Actually you can as it is obviously an 'important' place in the same manner. They would easily identify national 'capitals' or "important places" (tm) in the run up and Washington would be as obvious as Moscow on that scale.
The UNO still function, because they sit in New York and the Martians still haven´t attacked New York ( This is the place again for my "the Martians hesitate to attack costal-areas"-theory)
This my even be the reason the french goverment can escape, if the Martians avoided to land between the Channel-coast and Paris. But Moscow lies in the middle of a continent.
I'd go with the "stay away from coasts" but they landed in-land and around LA which is a port city in and of itself. (Ignore the real fact they could use "local" scenery to save costs on the movie
) I'd say they tried to hit Washington and New York but probably had to land in-land and move towards them which wouldn't necessarily be as easy as it sounds.
And if a functional soviet goverment still exists, why they don´t use their nukes.
Because, in 1953, their bombs could only be delivered by Tu-4 Bulls (the reverse-engineered copy of the B-29).

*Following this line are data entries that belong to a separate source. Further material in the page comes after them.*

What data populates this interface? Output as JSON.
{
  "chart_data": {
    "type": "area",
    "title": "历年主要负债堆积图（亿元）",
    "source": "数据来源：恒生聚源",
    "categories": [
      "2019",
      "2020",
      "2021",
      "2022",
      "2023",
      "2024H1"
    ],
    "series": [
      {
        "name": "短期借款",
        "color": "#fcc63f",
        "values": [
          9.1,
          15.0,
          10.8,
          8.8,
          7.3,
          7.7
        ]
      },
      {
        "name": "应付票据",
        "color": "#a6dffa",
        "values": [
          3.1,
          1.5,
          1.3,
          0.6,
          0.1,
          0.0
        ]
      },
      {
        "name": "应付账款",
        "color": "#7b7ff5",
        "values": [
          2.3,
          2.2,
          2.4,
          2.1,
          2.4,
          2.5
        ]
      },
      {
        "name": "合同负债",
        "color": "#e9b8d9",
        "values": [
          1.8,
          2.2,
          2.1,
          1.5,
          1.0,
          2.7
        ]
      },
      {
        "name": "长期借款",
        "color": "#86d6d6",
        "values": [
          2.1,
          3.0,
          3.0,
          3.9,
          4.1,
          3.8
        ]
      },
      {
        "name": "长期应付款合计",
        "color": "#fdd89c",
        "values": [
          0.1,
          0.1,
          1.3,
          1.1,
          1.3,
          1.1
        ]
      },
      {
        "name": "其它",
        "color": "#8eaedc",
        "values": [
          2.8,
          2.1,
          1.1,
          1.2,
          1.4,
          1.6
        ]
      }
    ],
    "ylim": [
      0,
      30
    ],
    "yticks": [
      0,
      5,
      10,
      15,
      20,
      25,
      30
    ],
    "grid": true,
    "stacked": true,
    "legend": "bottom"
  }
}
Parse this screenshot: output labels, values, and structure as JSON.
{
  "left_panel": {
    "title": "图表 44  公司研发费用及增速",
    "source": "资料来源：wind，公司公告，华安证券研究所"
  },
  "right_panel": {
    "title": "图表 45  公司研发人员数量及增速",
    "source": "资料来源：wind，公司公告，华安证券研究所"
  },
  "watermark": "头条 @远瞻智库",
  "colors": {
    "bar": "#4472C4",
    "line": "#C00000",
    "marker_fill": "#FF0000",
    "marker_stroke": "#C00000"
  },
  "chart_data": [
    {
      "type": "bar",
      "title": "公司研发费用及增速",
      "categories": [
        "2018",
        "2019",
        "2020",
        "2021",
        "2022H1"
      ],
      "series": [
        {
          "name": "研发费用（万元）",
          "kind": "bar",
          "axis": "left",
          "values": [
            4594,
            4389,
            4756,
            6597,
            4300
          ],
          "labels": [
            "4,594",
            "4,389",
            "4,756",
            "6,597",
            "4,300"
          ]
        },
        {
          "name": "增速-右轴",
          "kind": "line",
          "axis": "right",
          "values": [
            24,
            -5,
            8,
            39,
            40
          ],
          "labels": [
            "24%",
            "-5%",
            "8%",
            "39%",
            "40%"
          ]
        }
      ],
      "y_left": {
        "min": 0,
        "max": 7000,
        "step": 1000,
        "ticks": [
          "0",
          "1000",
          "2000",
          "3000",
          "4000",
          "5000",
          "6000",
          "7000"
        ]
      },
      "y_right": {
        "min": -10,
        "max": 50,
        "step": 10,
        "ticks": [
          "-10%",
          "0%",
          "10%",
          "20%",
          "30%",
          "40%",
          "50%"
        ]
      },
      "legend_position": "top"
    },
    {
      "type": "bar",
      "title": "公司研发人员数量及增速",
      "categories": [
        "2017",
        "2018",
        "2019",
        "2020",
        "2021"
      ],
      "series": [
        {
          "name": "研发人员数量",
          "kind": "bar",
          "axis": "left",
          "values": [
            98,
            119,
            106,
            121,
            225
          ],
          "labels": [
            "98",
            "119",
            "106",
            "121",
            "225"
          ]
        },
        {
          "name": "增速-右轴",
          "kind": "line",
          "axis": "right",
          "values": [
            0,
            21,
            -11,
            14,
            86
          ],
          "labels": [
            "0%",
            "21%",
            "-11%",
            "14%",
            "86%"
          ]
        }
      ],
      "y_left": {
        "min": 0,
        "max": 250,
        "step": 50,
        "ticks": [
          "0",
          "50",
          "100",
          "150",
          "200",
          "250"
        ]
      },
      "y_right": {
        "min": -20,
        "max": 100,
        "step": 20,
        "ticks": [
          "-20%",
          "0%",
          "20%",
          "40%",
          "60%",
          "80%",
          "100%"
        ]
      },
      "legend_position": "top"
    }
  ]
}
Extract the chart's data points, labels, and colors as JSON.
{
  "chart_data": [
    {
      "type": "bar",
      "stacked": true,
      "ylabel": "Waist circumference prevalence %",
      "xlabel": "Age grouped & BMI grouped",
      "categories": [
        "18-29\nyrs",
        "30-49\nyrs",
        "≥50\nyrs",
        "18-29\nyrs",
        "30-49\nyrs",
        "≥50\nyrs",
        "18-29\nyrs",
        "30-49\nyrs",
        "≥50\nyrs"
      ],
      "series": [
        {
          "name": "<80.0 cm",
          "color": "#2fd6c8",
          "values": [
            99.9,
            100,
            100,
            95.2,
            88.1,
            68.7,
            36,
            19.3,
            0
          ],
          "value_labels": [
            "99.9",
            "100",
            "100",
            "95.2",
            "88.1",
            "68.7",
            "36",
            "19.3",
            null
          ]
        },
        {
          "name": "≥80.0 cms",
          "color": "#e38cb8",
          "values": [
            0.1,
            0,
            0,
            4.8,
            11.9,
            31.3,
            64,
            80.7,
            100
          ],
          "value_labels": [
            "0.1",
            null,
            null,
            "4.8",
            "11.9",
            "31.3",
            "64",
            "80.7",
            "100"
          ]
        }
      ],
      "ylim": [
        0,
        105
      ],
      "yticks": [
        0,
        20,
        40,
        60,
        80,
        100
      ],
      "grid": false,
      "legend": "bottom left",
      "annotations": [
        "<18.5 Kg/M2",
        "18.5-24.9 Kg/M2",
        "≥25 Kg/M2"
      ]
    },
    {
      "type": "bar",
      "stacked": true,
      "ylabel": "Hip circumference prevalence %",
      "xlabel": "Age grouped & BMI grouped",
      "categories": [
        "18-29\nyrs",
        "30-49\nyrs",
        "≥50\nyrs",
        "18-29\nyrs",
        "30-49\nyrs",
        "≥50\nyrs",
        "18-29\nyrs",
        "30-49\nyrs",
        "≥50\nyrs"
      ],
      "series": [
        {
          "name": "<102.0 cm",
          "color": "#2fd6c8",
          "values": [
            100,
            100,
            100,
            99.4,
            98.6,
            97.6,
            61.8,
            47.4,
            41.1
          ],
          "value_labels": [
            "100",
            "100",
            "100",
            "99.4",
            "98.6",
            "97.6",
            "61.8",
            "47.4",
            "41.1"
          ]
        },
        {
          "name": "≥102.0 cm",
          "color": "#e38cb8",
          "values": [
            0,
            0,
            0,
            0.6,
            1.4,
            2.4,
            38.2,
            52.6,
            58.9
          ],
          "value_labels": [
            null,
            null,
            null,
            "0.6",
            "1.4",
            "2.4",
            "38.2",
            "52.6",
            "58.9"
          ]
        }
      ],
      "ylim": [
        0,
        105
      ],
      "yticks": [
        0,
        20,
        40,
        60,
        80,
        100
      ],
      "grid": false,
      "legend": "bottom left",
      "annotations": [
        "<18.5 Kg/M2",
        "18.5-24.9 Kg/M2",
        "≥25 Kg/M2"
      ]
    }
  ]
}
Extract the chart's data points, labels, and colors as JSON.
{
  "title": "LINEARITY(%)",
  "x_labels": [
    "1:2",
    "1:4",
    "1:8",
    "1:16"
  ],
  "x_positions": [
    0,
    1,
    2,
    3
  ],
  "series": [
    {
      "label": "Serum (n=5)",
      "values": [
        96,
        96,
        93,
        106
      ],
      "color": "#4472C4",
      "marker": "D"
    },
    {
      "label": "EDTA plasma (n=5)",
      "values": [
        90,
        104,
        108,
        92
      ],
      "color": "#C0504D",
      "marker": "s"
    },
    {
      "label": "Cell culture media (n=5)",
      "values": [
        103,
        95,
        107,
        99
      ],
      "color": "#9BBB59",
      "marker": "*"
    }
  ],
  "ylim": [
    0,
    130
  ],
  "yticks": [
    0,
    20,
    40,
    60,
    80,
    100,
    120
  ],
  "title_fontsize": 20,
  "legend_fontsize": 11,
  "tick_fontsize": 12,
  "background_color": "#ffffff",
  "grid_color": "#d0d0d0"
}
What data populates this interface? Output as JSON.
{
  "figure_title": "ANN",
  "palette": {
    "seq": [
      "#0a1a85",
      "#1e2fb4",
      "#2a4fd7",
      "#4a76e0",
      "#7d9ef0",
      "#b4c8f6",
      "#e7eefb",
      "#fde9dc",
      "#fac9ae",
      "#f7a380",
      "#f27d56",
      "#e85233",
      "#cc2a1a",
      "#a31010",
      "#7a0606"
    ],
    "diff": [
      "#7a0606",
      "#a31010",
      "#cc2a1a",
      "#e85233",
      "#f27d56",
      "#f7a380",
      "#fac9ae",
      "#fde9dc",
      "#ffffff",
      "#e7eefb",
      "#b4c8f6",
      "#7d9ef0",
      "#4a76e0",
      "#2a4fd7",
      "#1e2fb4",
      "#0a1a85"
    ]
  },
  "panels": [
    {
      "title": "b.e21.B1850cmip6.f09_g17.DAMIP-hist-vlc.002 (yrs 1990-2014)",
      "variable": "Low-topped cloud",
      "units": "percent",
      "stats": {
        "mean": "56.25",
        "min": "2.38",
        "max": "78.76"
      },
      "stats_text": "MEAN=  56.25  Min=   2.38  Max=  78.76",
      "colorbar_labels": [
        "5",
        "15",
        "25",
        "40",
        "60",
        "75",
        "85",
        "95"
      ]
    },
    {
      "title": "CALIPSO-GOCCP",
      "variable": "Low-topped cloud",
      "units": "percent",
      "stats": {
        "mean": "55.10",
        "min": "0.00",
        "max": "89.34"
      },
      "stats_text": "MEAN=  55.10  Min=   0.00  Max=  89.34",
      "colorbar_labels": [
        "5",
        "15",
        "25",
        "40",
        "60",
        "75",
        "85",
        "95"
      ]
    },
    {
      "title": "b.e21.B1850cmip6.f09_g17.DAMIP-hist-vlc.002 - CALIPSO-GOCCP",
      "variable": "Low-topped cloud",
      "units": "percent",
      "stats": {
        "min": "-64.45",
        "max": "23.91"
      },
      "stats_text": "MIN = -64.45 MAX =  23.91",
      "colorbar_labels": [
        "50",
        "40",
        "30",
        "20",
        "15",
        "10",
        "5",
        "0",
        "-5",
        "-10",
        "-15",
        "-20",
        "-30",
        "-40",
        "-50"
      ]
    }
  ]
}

What he said mostly and who says they didn't? Just because it's not mentioned doesn't mean it didn't happen. Delivery could have been by truck or placed in a bunker as a 'mine' in the path of the advance. Problem is nukes give off some radiation at all times, (though far less than you'd think given the payload, still enough to be detectable if you're looking close enough) and without an effective means of air-delivery they can probably spot and avoid one. Again, interesting they used one in the movie when the program had already been canceled and all but one of the 'wings' broken up for scrap already
"Post-War" I'd wonder how the politics plays out? Unless one or the other is wiped out you'd still have a "stand-off" between the USSR and US though both are now almost as bad off as the rest of the world after WWII but with every incentive to get back on their feet as soon as possible because we'd expect another attack. Even if we found evidence that the "Martians" had shot their bolt the OTHER incentive that we'd have is that we'd be absolutely sure the "other guys" (and pretty much anyone who could do so at any rate) was going full blast to obtain and study/reverse-engineer "Martian" gear. And not being one of those having the technology would have major ramifications in geopolitical power and prestige.